Theoretically, the development and design process of bioreaction processes and bioreactors should consist of the following three steps, namely:
① Test the biological cells used under a wide range of culture conditions to grasp the characteristics of cell growth kinetics and product production kinetics;
② Based on the above series of tests, determine the optimal culture medium formula and culture conditions for the biological reaction;
③ Solve the relevant microeconomic equations such as mass transfer, heat transfer, momentum transfer, etc., and derive the environmental conditions and main operating variables (stirring speed IV, ventilation volume Q, stirring power, matrix flow acceleration rate v) that can express the environmental conditions in the reactor etc.), and then apply this mathematical model to calculate the values of the main variables under optimization conditions.
However, due to the complexity of the biological reaction process, the kinetic equations that can fully describe the biological reaction process are extremely complex, so it is still very difficult to solve some differential equilibrium equations. As a result, it is difficult to completely follow the above ideal process to complete the design and scale-up of bioreactors.
In addition to the above theoretical methods, commonly used methods for amplification of bioreactors include semi-theoretical methods, dimensional analysis methods and empirical amplification methods.
(1) Theoretical amplification method
The so-called theoretical amplification method is to establish and solve the momentum, mass and energy balance equations of the reaction system. As mentioned before, this amplification method is very complex and currently difficult to apply in practice. But this method is the most systematic and based on scientific theory.
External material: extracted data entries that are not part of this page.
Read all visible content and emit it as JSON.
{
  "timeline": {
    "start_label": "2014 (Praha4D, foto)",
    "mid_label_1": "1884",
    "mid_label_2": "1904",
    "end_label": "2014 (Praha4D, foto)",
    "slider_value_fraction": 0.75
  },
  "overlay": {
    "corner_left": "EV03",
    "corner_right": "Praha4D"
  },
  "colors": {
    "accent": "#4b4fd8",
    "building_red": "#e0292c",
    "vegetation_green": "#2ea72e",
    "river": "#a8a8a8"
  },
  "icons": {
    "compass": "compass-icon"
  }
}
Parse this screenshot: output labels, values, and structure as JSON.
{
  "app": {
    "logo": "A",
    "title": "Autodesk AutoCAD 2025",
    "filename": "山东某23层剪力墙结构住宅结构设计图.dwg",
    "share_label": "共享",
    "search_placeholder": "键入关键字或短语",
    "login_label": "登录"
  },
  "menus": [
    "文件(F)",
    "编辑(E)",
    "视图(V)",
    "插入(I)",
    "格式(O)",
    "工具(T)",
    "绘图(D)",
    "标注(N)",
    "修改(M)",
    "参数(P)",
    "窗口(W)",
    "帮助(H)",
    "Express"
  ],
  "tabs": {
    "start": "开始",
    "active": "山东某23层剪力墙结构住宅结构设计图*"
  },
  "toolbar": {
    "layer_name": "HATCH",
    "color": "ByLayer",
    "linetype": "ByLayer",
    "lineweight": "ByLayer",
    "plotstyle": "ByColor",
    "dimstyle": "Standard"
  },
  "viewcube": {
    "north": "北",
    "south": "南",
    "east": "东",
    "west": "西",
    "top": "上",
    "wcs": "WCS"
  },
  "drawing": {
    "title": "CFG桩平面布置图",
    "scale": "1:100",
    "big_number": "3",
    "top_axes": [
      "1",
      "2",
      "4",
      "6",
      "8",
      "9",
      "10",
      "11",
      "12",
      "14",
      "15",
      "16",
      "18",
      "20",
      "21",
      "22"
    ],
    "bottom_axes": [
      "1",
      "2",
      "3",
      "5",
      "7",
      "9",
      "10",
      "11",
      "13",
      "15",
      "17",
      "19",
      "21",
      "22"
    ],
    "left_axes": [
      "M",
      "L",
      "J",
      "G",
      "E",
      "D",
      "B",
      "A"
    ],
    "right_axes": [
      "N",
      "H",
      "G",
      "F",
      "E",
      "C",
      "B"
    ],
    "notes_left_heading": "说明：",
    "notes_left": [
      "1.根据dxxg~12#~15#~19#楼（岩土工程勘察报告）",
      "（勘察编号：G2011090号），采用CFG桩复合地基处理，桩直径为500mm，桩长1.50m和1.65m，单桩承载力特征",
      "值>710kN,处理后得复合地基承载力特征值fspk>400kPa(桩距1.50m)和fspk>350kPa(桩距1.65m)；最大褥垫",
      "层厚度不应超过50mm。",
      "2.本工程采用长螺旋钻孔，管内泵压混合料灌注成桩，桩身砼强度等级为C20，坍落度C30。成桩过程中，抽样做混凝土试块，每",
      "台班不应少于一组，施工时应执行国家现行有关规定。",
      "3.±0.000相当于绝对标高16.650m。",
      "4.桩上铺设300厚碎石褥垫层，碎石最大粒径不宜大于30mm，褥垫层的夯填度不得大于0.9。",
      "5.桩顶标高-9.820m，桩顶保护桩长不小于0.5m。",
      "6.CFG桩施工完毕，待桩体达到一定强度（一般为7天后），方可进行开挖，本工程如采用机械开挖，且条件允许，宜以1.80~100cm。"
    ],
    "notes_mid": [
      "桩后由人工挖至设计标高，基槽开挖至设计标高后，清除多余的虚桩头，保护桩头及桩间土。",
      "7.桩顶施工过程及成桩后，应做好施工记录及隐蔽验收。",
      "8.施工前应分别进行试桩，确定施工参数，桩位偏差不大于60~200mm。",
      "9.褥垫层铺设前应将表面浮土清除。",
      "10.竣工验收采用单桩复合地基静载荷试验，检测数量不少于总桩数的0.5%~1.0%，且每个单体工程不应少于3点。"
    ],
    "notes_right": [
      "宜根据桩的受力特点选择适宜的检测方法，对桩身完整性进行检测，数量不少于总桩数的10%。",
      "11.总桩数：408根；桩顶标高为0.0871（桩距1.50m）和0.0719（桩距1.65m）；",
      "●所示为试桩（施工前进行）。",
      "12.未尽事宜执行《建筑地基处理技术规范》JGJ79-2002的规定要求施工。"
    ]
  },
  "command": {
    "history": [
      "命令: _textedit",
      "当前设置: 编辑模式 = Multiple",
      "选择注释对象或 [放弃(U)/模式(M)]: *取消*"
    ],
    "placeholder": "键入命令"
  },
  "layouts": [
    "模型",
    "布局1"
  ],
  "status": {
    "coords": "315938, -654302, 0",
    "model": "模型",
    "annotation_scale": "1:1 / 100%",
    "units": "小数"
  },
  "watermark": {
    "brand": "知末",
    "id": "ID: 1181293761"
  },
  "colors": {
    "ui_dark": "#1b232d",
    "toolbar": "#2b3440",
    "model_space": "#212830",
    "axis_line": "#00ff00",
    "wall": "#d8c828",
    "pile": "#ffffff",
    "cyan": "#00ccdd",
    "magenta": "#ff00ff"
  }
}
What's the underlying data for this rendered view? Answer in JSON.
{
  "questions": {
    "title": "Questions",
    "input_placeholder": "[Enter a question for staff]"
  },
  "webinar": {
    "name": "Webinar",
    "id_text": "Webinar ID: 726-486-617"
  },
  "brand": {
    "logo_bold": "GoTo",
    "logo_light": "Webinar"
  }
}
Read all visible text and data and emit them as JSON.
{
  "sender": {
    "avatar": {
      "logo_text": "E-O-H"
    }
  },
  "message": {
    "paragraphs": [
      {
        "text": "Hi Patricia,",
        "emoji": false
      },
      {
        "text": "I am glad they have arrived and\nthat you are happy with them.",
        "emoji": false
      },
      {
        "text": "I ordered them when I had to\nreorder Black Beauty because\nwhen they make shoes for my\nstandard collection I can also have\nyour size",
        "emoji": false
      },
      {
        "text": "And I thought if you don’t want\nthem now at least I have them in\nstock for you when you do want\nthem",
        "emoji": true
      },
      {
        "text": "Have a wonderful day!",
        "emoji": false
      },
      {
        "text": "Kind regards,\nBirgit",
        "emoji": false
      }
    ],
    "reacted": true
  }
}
Theoretically, the biological reaction rate has nothing to do with the size and shape of the reaction vessel. But in fact, its reaction rate is affected by physical processes such as mass transfer, momentum transfer, and heat transfer, so biological reactions are inevitably affected by the reactor type and three-dimensional structure. The basic theoretical basis of amplification is similarity theory, and the basic characteristics of similarity theory are: two reaction systems can be described by the same differential equation, and power, heat and mass transfer and biochemical reactions exist simultaneously in one system.
(2) Semi-theoretical amplification method
The theoretical amplification method is difficult to solve the momentum balance equation. To solve this contradiction, the momentum equation can be simplified. There have been many research progresses on flow models for stirred tank reactors. The common point is that only the flow of the main body of the liquid flow is considered, while local complex flows such as the stirring impeller or near the reactor wall are ignored. There are three types of flow patterns: plug flow. , plug flow with liquid microelement dispersion and complete mixed flow.
(3)Dimensional analysis method
The so-called factorial amplification method is to maintain a constant number of factorless clusters (also known as quasi-counts) of parameters of the biological reaction system during the amplification process. Although there are strict limitations to the application of the factorial analysis method, the method is still very useful. If the momentum, mass and heat accounting of the reaction system and the associated boundary and initial conditions are written in a factorless form for use in the amplification process, this is the factorial analysis method of amplification.
(4) Experience amplification method
At present, the most widely used method is design based on experience.According to empirical amplification, it is generally only possible to ensure that individual criteria are equal after amplification. For this reason, it is necessary to consider whether changes in other criteria will cause changes in flow patterns or cause damage to microorganisms, and make modifications accordingly.
Conclusion
Although the structure of stirred reactors is relatively simple, the fluid flow and mixing processes in different stirred reactors are quite complex due to the simultaneous involvement of biochemical reactions and physical processes.
At present, the design and scale-up of stirred reactors mainly rely on empirical methods to solve the problems, such as long design cycle and large deviation, which bring huge economic losses. How to accurately describe and simulate the mixing process and flow condition in the stirred reactor, and provide theoretical guidance for its optimal design and scale-up, is an important development direction of bioreactor technology research.